X
Business

SOA Ontology authors: SOA-cloud connection will be clearer in 2011

SOA is a business concept applied to technology. Cloud is a technology concept applied to business. People are just starting to understand this relationship.
Written by Joe McKendrick, Contributing Writer

Last month, The Open Group released the SOA Ontology, intended as a common language intended to take the ambiguity out of SOA communications and implementations.

Loraine Lawson, who always does a masterful job cutting through the ambiguities of the IT market, recently spoke with Heather Kreger and Dr. Chris Harding, leading contributors to the SOA Ontology. (Kreger co-chaired The Open Group's SOA Work Group and is IBM's lead architect for Smarter Planet, Policy, and SOA Standards in the IBM Software Group. Harding is The Open Group’s SOA Working Group forum director, the primary author of “The SOA Sourcebook,” and holds a Ph.D. in mathematical logic.)

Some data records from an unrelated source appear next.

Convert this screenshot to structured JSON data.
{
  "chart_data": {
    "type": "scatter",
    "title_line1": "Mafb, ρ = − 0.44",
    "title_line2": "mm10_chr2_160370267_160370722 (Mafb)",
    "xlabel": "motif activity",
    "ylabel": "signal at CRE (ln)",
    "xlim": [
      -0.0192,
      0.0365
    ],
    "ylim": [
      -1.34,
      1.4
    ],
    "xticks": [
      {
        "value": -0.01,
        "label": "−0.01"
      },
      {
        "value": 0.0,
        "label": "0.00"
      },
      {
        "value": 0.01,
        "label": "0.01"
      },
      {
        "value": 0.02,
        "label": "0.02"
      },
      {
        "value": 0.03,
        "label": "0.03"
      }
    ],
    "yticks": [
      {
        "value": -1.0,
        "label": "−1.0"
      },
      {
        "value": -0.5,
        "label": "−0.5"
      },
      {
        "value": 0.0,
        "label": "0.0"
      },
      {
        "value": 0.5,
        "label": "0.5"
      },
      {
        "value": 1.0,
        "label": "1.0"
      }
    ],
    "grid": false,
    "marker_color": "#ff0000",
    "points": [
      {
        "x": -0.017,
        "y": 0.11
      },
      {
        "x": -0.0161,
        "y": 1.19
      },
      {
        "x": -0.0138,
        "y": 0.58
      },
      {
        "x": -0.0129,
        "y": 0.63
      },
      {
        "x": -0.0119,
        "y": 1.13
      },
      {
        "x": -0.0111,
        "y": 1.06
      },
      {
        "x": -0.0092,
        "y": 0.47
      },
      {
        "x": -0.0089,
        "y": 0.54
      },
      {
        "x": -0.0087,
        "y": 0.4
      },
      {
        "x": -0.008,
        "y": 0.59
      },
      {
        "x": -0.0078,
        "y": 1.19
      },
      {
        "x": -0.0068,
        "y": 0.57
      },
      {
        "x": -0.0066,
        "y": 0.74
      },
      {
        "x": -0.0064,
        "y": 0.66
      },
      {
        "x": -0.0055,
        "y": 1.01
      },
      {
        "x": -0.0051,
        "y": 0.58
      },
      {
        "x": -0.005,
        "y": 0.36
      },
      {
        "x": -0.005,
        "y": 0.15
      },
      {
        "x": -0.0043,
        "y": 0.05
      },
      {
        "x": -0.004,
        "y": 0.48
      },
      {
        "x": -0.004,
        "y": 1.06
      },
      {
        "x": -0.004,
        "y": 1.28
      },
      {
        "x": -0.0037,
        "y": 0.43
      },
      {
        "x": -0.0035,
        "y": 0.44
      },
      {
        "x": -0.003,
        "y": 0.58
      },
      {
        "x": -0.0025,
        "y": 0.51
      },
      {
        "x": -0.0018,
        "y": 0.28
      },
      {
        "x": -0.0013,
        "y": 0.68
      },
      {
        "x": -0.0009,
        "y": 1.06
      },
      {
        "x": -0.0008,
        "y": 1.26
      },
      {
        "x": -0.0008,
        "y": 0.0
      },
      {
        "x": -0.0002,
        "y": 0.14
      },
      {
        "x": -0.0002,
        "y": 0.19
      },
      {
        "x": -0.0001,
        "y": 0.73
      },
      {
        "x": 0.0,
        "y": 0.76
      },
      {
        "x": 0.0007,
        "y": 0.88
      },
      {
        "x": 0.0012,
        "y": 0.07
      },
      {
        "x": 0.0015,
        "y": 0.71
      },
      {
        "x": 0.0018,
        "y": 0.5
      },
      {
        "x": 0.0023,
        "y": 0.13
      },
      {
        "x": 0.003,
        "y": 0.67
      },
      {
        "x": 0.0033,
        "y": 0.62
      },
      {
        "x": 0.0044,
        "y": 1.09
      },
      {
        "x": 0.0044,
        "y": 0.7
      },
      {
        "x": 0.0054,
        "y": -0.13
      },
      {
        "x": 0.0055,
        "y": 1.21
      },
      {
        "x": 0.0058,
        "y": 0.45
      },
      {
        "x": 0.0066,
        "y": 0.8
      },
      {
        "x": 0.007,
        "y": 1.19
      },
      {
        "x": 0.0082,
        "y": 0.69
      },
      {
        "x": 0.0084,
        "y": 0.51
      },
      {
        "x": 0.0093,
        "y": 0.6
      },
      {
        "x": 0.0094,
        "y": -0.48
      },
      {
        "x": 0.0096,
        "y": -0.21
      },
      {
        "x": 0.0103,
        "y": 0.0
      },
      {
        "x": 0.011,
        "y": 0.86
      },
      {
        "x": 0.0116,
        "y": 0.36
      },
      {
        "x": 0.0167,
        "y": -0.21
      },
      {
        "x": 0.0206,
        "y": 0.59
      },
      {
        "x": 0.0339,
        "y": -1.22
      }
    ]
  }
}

One of the key points discussed in the interview is ongoing dance taking place between SOA and the cloud. In fact, cloud appears to have pulled SOA from out of the sidelines and back into the spotlight. Kreger observes that "there has been a resurgence in SOA lately, especially as it’s being motivated by the cloud scenarios that are being implemented." She explained that already established SOA standards are ready-made for the cloud implementations as well:

"We see the ability to use a lot of the SOA standards that we’ve already developed directly in the cloud space, adding to it the unique things about cloud where it talks more to deployment, run time and operational kinds of qualities...."

Harding also sees cloud increasing the need for SOA know-how, but cautions that the relationship works at cross-purposes: "Cloud is a different dimension. SOA is the business concept that’s been applied to the technology. Cloud is very much a technical concept, which is conversely having a big effect on business."

The lessons of SOA, honed over the past decade, will surface as companies grapple with cloud computing -- and it appears 2011 will be a big year for such activity. "As we go forward this year, as the use of cloud gets more and more widespread, we’re going to actually see people trying to make service orientation work in the cloud context," Harding points out. "We will see what the relationship ought to be becoming much, much clearer."

Many companies, even those well- versed in SOA methodologies and thinking, are just starting to understand how cloud fits in, he adds.